More than half of Massachusetts nursing homes that advertise dementia care do not satisfy the state’s requirements to make such a claim, according to the Massachusetts/New Hampshire (MANH) chapter of the Alzheimer’s Association.

The organization’s review of the state’s 400+ nursing homes found that 197 facilities say that they offer services specifically to people living with dementia.

But of those 197 nursing homes, 114 (57.9 percent) have not complied with a state law — signed into law in 2012 and hammered out by 2014 — that requires dementia-specific training and safety standards for Massachusetts nursing homes.

Among other dementia-related measures, the law requires direct-care workers to receive at least eight hours of dementia training during their orientation period, as well as four-hour booster trainings annually.

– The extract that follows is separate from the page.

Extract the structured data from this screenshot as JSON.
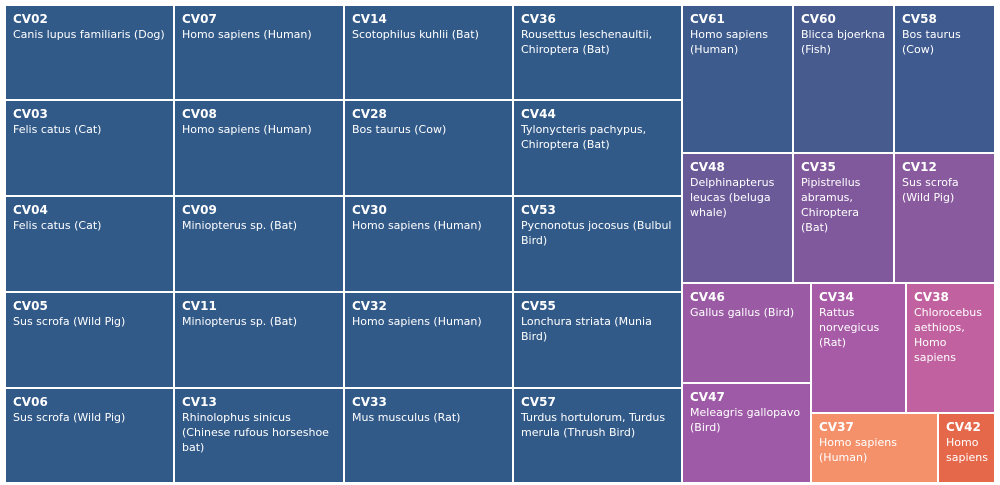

The law applies to all Massachusetts nursing homes, and says that facilitates cannot specifically advertise their dementia-care capabilities without satisfying its requirements.

Loophole Remains Open

The law was designed to “close a loophole that had allowed nursing homes to advertise dementia care services without specific training for their workers, specialized activities for residents, or safety measures to prevent residents from wandering,” wrote Boston Globe health reporter Kay Lazar on July 15.

But the MANH’s review of marketing materials from Massachusetts nursing homes showed that the loophole is still being exploited.

A survey of nursing homes conducted earlier in 2015 by the Globe came to a similar conclusion.

State Senator Pat Jehlen (D), a co-sponsor of the original 2012 law — and a veteran of PHI’s Come Care with Me initiative — told the Globe that she and her fellow legislators were disappointed and concerned with the apparently widespread disregard for the state’s new dementia-care standards.

“This is wrong,” Jehlen said. “Families need to know this was the intent of the law, that you could not do false claims and there would be some quality standard. People [in the legislature] are very concerned.”